Before dawn had even fully lifted, the small town bakery “Kurumi‑dō” was already in motion.
At 4 a.m., bakery owner Saki donned her apron and switched on the ovens. As the scent of dough began its slow swell, she turned the dial on an old radio. After static, a calm voice came through the AM waves:
“Good morning, early risers. May your day begin gently.”
That was the cue that Kurumi‑dō’s day had truly begun.
The doors opened at 6 a.m. Fresh croissants, sweet melon bread, and chewy loaves of shokupan lined the shelves. One by one, townsfolk filtered in.
Among them was one faithful regular, arriving daily at 6:05: Grandma Fujiko.
“Good morning. Did you bake some walnut bread today?”
“Yes, they’re perfectly golden.”
Grandma Fujiko would buy two walnut breads and a jam roll. She’d take her bag, sit on the bench outside, and slowly eat one. That was her ritual.
“I like listening to that radio while I eat. Old songs… they give me comfort,” she’d say with a soft hum accompanying the radio’s music and voices.
Saki quietly looked forward to hearing her small humming to match the broadcast.

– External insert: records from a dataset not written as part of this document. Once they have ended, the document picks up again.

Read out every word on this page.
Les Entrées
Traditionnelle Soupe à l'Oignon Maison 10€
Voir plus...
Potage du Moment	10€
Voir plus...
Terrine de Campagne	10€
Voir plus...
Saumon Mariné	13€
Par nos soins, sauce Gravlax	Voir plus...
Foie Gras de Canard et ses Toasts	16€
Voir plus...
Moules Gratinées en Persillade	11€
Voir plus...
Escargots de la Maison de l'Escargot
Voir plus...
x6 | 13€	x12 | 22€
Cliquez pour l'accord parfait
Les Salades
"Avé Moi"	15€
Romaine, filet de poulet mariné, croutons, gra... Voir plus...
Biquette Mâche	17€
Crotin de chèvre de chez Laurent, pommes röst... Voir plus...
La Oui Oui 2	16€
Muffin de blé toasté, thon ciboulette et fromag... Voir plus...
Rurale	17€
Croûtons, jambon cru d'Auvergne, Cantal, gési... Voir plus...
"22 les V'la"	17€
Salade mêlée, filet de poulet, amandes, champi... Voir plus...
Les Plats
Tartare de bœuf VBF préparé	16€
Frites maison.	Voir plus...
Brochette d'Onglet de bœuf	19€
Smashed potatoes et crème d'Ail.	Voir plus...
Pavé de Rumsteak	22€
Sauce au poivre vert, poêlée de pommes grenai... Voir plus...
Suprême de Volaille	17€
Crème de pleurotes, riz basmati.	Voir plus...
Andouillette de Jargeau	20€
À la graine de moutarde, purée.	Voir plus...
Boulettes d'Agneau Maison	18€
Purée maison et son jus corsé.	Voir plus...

The town slowly changed. The bookstore in front of the station became a conbini. The greengrocer next door shuttered its windows. But Kurumi‑dō and the AM radio remained the same.
Then, one day:
At 6:05, Grandma Fujiko didn’t appear.
“She overslept…?” Saki told herself.
But the next day, and the day after, she still didn’t come.
Worried, Saki considered visiting her home. Yet days slipped by—and after a week passed, a neighbor came in for bread and quietly said:
“Grandma Fujiko… she quietly passed away recently.”
The words struck Saki mute.
She recalled that quiet morning: the little frame perched on the bench, quiet radio in the air, a slice of bread in hand.
“I see…”
That day, Saki baked only two walnut breads. She placed the bag on the bench and sat silently by the radio.
On air, listener letters were being read.
“My day begins with bread and radio at the bakery every morning. Someday, I want to thank that gentle voice.”
From Fujiko T.
Saki bowed deeply toward the radio.
“Thank you… Grandma Fujiko.”
The next morning, a handwritten sign appeared on the bakery’s door:
“Today Only – Thank You Set: Walnut Bread + Jam Roll”
And amid it, the radio’s voice layered softly:
“May a precious morning begin somewhere today.”
Surrounded by the scent of bread and the radio’s voice, the little town awoke once more.
And in the seat on the bench beside the tray, someone had sat.
“Excuse me… I wanted to try the bread Grandma always ate, too.”
Saki smiled and nodded.
Grandma Fujiko’s mornings had, indeed, become someone else’s morning.